Foxes birthed their kits in the hollows of our culverts, the wet weather
that trickled along our creek invited many birds – wrens, chickadees and Coopers
Hawks . Once we had a rain that
overfilled the banks and brought water streaming just past the footprint of our
house. The old guy – now 90+ - who lived kitty corner from us said, “That’s a
once in a decade flood, Neighbors.” That was back in '87. Since then, the monsoons have occurred more and more frequently. We’ve
have had four this past two months.
6.
47% of species have vanished (are now extinct) as a result of warming
affecting their range in this LAST YEAR!
I
am buoyed that my friends and family resist this dark force residing momentarily in
the White House:
“Trump
forces us to recognize the fragility of precious things. Yet there are signs
that Adams and the doomsayers of democratic values will be proved wrong. Hope
can be found in the extraordinary crowds at the many women’s marches across the
country on the day after the Inauguration; in the recent marches in support of
science and a more compassionate, reasonable immigration policy; in the earnest
work of the courts that have blocked the “Muslim ban” and of various senators
and House members in both parties who, unlike Mitch McConnell and Paul Ryan,
have refused to put cynicism and expedience before integrity; in the exemplary
investigative journalism being done by traditional and new media outlets; in
the performance of anti-Trump candidates in recent congressional races in
Kansas and Georgia.”
7.
Trump and Pence may crow about bringing back coal, but the truth
is more natural. In the future, the people will deny and turn away from coal and fossil fuels, and instead turn to
renewables.

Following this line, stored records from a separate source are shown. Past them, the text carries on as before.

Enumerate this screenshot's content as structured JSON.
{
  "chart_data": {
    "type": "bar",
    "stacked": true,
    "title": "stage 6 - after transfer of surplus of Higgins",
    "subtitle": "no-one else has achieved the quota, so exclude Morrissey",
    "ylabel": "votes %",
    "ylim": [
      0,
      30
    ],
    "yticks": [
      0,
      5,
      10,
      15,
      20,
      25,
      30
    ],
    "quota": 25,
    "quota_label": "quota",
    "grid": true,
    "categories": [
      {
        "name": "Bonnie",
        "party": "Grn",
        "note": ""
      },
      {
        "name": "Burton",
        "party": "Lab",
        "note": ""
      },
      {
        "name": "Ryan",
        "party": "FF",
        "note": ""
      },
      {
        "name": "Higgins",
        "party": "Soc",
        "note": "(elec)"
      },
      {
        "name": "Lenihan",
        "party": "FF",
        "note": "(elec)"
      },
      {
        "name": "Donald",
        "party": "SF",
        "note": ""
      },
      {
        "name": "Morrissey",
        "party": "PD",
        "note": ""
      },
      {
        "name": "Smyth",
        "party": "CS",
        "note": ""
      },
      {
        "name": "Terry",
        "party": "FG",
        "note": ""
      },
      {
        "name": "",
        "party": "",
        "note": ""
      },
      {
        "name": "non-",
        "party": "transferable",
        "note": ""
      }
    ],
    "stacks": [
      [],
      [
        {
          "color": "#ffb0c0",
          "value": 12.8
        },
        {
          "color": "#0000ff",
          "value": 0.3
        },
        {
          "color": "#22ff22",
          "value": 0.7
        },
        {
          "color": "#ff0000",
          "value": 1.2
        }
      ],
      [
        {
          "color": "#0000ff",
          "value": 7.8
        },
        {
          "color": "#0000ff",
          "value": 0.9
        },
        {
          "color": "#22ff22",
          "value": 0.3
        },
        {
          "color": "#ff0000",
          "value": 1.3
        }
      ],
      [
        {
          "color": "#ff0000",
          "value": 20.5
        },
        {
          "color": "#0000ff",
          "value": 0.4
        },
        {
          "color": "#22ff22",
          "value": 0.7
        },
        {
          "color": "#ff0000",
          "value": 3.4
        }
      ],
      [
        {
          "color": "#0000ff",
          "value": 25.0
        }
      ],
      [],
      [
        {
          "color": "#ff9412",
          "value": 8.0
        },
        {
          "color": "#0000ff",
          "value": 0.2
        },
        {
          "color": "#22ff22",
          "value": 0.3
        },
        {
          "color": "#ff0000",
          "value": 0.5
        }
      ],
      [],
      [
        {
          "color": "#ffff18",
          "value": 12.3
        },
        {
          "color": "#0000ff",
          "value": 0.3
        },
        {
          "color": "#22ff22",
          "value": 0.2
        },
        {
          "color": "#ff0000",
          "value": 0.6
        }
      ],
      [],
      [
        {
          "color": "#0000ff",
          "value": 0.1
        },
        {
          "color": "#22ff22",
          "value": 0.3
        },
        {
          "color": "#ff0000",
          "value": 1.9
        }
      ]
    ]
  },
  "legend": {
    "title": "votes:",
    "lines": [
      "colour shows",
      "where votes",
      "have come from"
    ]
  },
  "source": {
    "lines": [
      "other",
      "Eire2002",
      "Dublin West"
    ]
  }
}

The cost of solar and wind
will become more and more economical and scientifically worthy – two areas in
which neither Trump or Pence have any faith or comprehension.
We
are jolted from one crisis to another – North Korea, Syrian blasted under
Tomahawk missiles, a fence and no fence, a China enemy and then friend – we are
subjects now to whims, many determined in the wee hours of the morning by a
sorry child-man wandering alone in the hallways of an historical building, his
children hired to help prevent his emotional outbursts from throwing us all
into some disaster or, worse, a nuclear Armageddon.
RESIST
Glen Brown brought this poem to the attention of several of his friends.
ReplyDeleteFire and Ice by Robert Frost
Some say the world will end in fire,
Some say in ice.
From what I've tasted of desire
I hold with those who favor fire.
But if it had to perish twice,
I think I know enough of hate
To say that for destruction ice
Is also great
And would suffice.
Believe it or not, when Trump obeyed the Military Industrial Complex by bombing Syria and threatening North Korea, this poem jumped to mind. North Korea could set off a screwed up nuclear bomb in its own country and merely be the catalyst for a Nuclear Winter. Simultaneously, climate change is beginning to cook us into extinction.
We all face Death by Fire or Ice.
Of course the TV brainwashed and the mass media addicts fear transgender people, Muslims in our shopping malls and airports, and the conspiracy to take Christ out of Christmas.